Education for me has been an up and down experience. A bright, top of the class girl for most of it until I reached GCSEs and A-Levels. Then I messed about, didn't try and carried that on until my degree, when I didn't get my 2:1. It was a colossal wake-up call and when I did my Masters, I really gave it my all and did myself proud. I don't think I'm done with education, but the thought of studying again brings me out in a cold sweat. Never say never though...
I look at the little girl in this picture and I can remember the picture being taken. I loved that dress with the embroidered flowers on. Mum must have picked it especially. I look at her eyes - my eyes - and think where life has taken that little girl that was once me. It has been so hard since breast cancer, but I think life's still good. I wouldn't have picked this path I've found myself on, but I'm trying to kick my heels and dance the rumba once in a while as I trundle along it.
And what about this little man, pictured at the same age in 2008? (Love that Geoff Boycott side-smile). What does life hold for him? He's happy and enthusiastic and enjoying being a big boy of six at the moment. He's been through a lot in his short life already - when this Reception picture was taken he'd been through a very tough time. It's hard for a three and four year old to see Mummy bald and poorly and sobbing as she fights to beat breast cancer.

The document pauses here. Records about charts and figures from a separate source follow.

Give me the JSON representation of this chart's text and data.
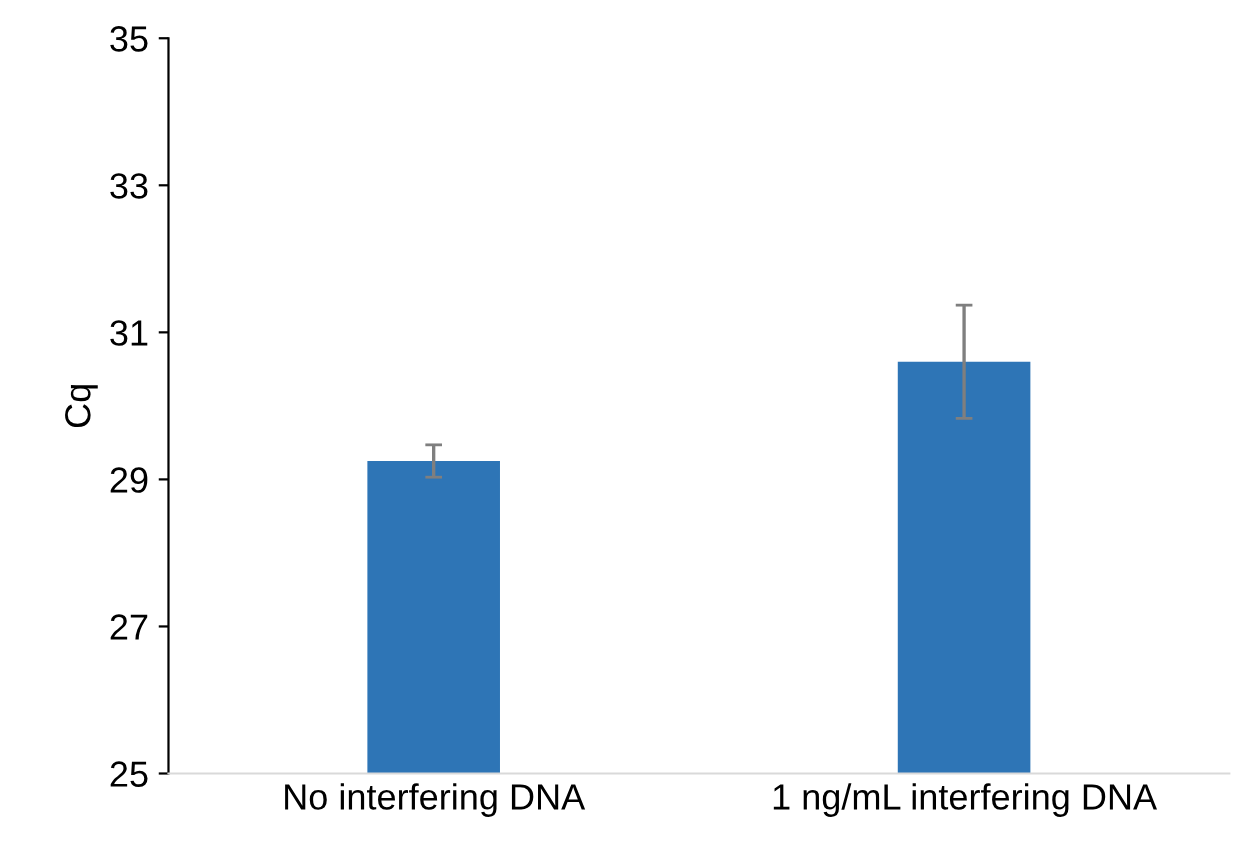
{
  "chart_data": {
    "type": "bar",
    "ylabel": "Cq",
    "categories": [
      "No interfering DNA",
      "1 ng/mL interfering DNA"
    ],
    "values": [
      29.25,
      30.6
    ],
    "errors": [
      0.22,
      0.77
    ],
    "color": "#2e75b6",
    "ylim": [
      25,
      35
    ],
    "yticks": [
      25,
      27,
      29,
      31,
      33,
      35
    ],
    "grid": false
  }
}
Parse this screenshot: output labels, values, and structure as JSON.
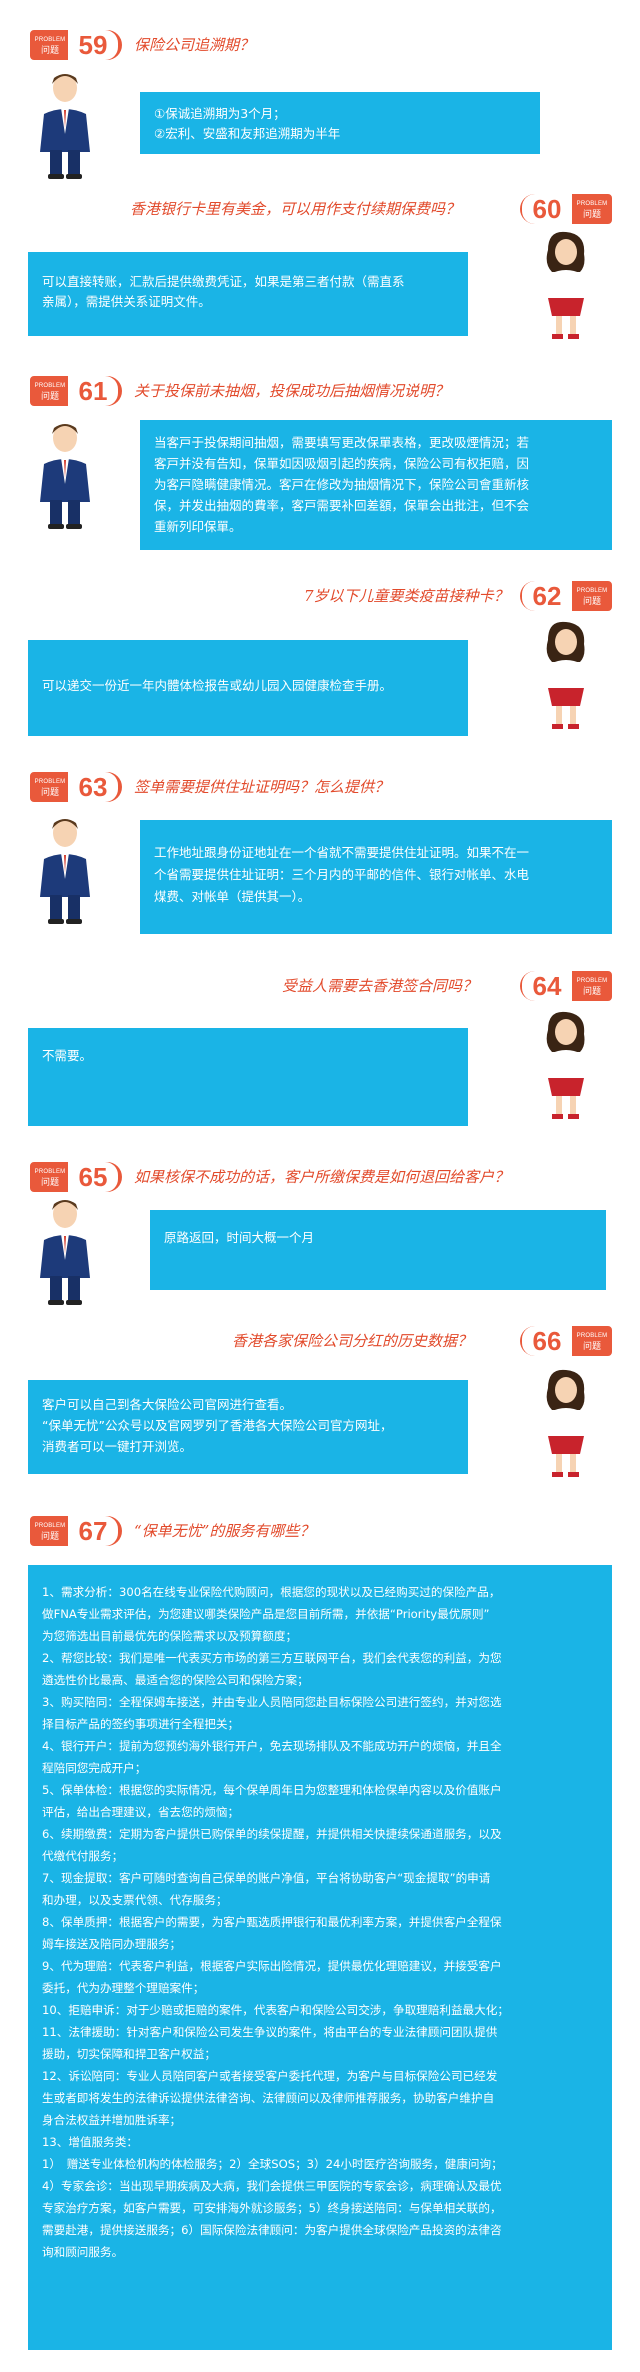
{
  "problem_label": "PROBLEM",
  "question_label": "问题",
  "colors": {
    "accent": "#e9593b",
    "bubble": "#1ab4e6",
    "question_text": "#e24a2b"
  },
  "items": [
    {
      "num": "59",
      "question": "保险公司追溯期？",
      "answer": [
        "①保诚追溯期为3个月；",
        "②宏利、安盛和友邦追溯期为半年"
      ]
    },
    {
      "num": "60",
      "question": "香港银行卡里有美金，可以用作支付续期保费吗？",
      "answer": [
        "可以直接转账，汇款后提供缴费凭证，如果是第三者付款（需直系",
        "亲属），需提供关系证明文件。"
      ]
    },
    {
      "num": "61",
      "question": "关于投保前未抽烟，投保成功后抽烟情况说明？",
      "answer": [
        "当客戸于投保期间抽烟，需要填写更改保單表格，更改吸煙情況；若",
        "客戸并没有告知，保單如因吸烟引起的疾病，保险公司有权拒赔，因",
        "为客戸隐瞒健康情况。客戸在修改为抽烟情况下，保险公司會重新核",
        "保，并发出抽烟的費率，客戸需要补回差額，保單会出批注，但不会",
        "重新列印保單。"
      ]
    },
    {
      "num": "62",
      "question": "7岁以下儿童要类疫苗接种卡？",
      "answer": [
        "可以递交一份近一年内體体检报告或幼儿园入园健康检查手册。"
      ]
    },
    {
      "num": "63",
      "question": "签单需要提供住址证明吗？怎么提供？",
      "answer": [
        "工作地址跟身份证地址在一个省就不需要提供住址证明。如果不在一",
        "个省需要提供住址证明：三个月内的平邮的信件、银行对帐单、水电",
        "煤费、对帐单（提供其一）。"
      ]
    },
    {
      "num": "64",
      "question": "受益人需要去香港签合同吗？",
      "answer": [
        "不需要。"
      ]
    },
    {
      "num": "65",
      "question": "如果核保不成功的话，客户所缴保费是如何退回给客户？",
      "answer": [
        "原路返回，时间大概一个月"
      ]
    },
    {
      "num": "66",
      "question": "香港各家保险公司分红的历史数据？",
      "answer": [
        "客户可以自己到各大保险公司官网进行查看。",
        "“保单无忧”公众号以及官网罗列了香港各大保险公司官方网址，",
        "消费者可以一键打开浏览。"
      ]
    },
    {
      "num": "67",
      "question": "“保单无忧”的服务有哪些？",
      "answer": []
    }
  ],
  "services": [
    "1、需求分析：300名在线专业保险代购顾问，根据您的现状以及已经购买过的保险产品，",
    "做FNA专业需求评估，为您建议哪类保险产品是您目前所需，并依据“Priority最优原则”",
    "为您筛选出目前最优先的保险需求以及预算额度；",
    "2、帮您比较：我们是唯一代表买方市场的第三方互联网平台，我们会代表您的利益，为您",
    "遴选性价比最高、最适合您的保险公司和保险方案；",
    "3、购买陪同：全程保姆车接送，并由专业人员陪同您赴目标保险公司进行签约，并对您选",
    "择目标产品的签约事项进行全程把关；",
    "4、银行开户：提前为您预约海外银行开户，免去现场排队及不能成功开户的烦恼，并且全",
    "程陪同您完成开户；",
    "5、保单体检：根据您的实际情况，每个保单周年日为您整理和体检保单内容以及价值账户",
    "评估，给出合理建议，省去您的烦恼；",
    "6、续期缴费：定期为客户提供已购保单的续保提醒，并提供相关快捷续保通道服务，以及",
    "代缴代付服务；",
    "7、现金提取：客户可随时查询自己保单的账户净值，平台将协助客户“现金提取”的申请",
    "和办理，以及支票代领、代存服务；",
    "8、保单质押：根据客户的需要，为客户甄选质押银行和最优利率方案，并提供客户全程保",
    "姆车接送及陪同办理服务；",
    "9、代为理赔：代表客户利益，根据客户实际出险情况，提供最优化理赔建议，并接受客户",
    "委托，代为办理整个理赔案件；",
    "10、拒赔申诉：对于少赔或拒赔的案件，代表客户和保险公司交涉，争取理赔利益最大化；",
    "11、法律援助：针对客户和保险公司发生争议的案件，将由平台的专业法律顾问团队提供",
    "援助，切实保障和捍卫客户权益；",
    "12、诉讼陪同：专业人员陪同客户或者接受客户委托代理，为客户与目标保险公司已经发",
    "生或者即将发生的法律诉讼提供法律咨询、法律顾问以及律师推荐服务，协助客户维护自",
    "身合法权益并增加胜诉率；",
    "13、增值服务类：",
    "1）　赠送专业体检机构的体检服务；2）全球SOS；3）24小时医疗咨询服务，健康问询；",
    "4）专家会诊：当出现早期疾病及大病，我们会提供三甲医院的专家会诊，病理确认及最优",
    "专家治疗方案，如客户需要，可安排海外就诊服务；5）终身接送陪同：与保单相关联的，",
    "需要赴港，提供接送服务；6）国际保险法律顾问：为客户提供全球保险产品投资的法律咨",
    "询和顾问服务。"
  ]
}
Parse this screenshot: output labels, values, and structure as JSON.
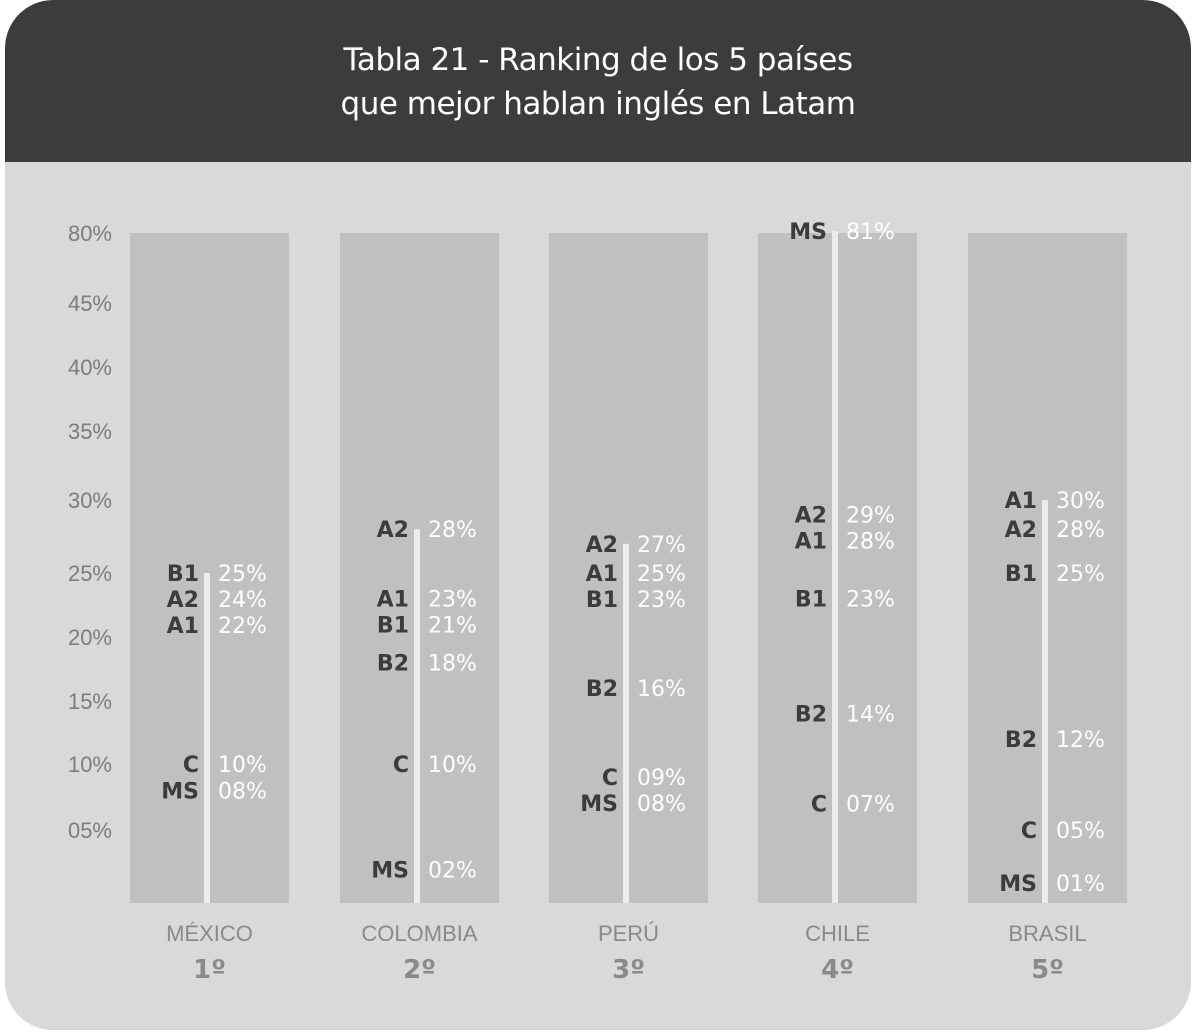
{
  "title": {
    "line1": "Tabla 21 - Ranking de los 5 países",
    "line2": "que mejor hablan inglés en Latam"
  },
  "colors": {
    "header": "#3c3c3b",
    "background": "#d9d9d9",
    "column": "#c0c0bf",
    "stem": "#ececec",
    "level_text": "#3c3c3b",
    "value_text": "#ffffff",
    "axis_text": "#7d7d7d"
  },
  "chart_data": {
    "type": "table",
    "y_ticks": [
      "80%",
      "45%",
      "40%",
      "35%",
      "30%",
      "25%",
      "20%",
      "15%",
      "10%",
      "05%"
    ],
    "countries": [
      {
        "name": "MÉXICO",
        "rank": "1º",
        "points": [
          {
            "level": "B1",
            "label": "25%",
            "value": 25
          },
          {
            "level": "A2",
            "label": "24%",
            "value": 24
          },
          {
            "level": "A1",
            "label": "22%",
            "value": 22
          },
          {
            "level": "C",
            "label": "10%",
            "value": 10
          },
          {
            "level": "MS",
            "label": "08%",
            "value": 8
          }
        ]
      },
      {
        "name": "COLOMBIA",
        "rank": "2º",
        "points": [
          {
            "level": "A2",
            "label": "28%",
            "value": 28
          },
          {
            "level": "A1",
            "label": "23%",
            "value": 23
          },
          {
            "level": "B1",
            "label": "21%",
            "value": 21
          },
          {
            "level": "B2",
            "label": "18%",
            "value": 18
          },
          {
            "level": "C",
            "label": "10%",
            "value": 10
          },
          {
            "level": "MS",
            "label": "02%",
            "value": 2
          }
        ]
      },
      {
        "name": "PERÚ",
        "rank": "3º",
        "points": [
          {
            "level": "A2",
            "label": "27%",
            "value": 27
          },
          {
            "level": "A1",
            "label": "25%",
            "value": 25
          },
          {
            "level": "B1",
            "label": "23%",
            "value": 23
          },
          {
            "level": "B2",
            "label": "16%",
            "value": 16
          },
          {
            "level": "C",
            "label": "09%",
            "value": 9
          },
          {
            "level": "MS",
            "label": "08%",
            "value": 8
          }
        ]
      },
      {
        "name": "CHILE",
        "rank": "4º",
        "points": [
          {
            "level": "MS",
            "label": "81%",
            "value": 81
          },
          {
            "level": "A2",
            "label": "29%",
            "value": 29
          },
          {
            "level": "A1",
            "label": "28%",
            "value": 28
          },
          {
            "level": "B1",
            "label": "23%",
            "value": 23
          },
          {
            "level": "B2",
            "label": "14%",
            "value": 14
          },
          {
            "level": "C",
            "label": "07%",
            "value": 7
          }
        ]
      },
      {
        "name": "BRASIL",
        "rank": "5º",
        "points": [
          {
            "level": "A1",
            "label": "30%",
            "value": 30
          },
          {
            "level": "A2",
            "label": "28%",
            "value": 28
          },
          {
            "level": "B1",
            "label": "25%",
            "value": 25
          },
          {
            "level": "B2",
            "label": "12%",
            "value": 12
          },
          {
            "level": "C",
            "label": "05%",
            "value": 5
          },
          {
            "level": "MS",
            "label": "01%",
            "value": 1
          }
        ]
      }
    ]
  }
}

But he's come though all that with the help and support of my wonderful M and my family and friends and is cheerful, kind and cheeky.
I look at this picture and I see the promise of my boy. I want so much for him, but most of all I want him to be happy and healthy and surrounded by love. Just like he is now.
I want more than anything to see the man he will become. When I'm laid in bed at night, thinking the bad thoughts, that is the thing that grips my heart with fear the most. The possibility that I might not make it to see him grow up. This is the reason for my blog. Just in case I don't make it, I hope the things that are written here will help.
*This post took on a life of its own - was not supposed to be this maudlin. I can only apologise!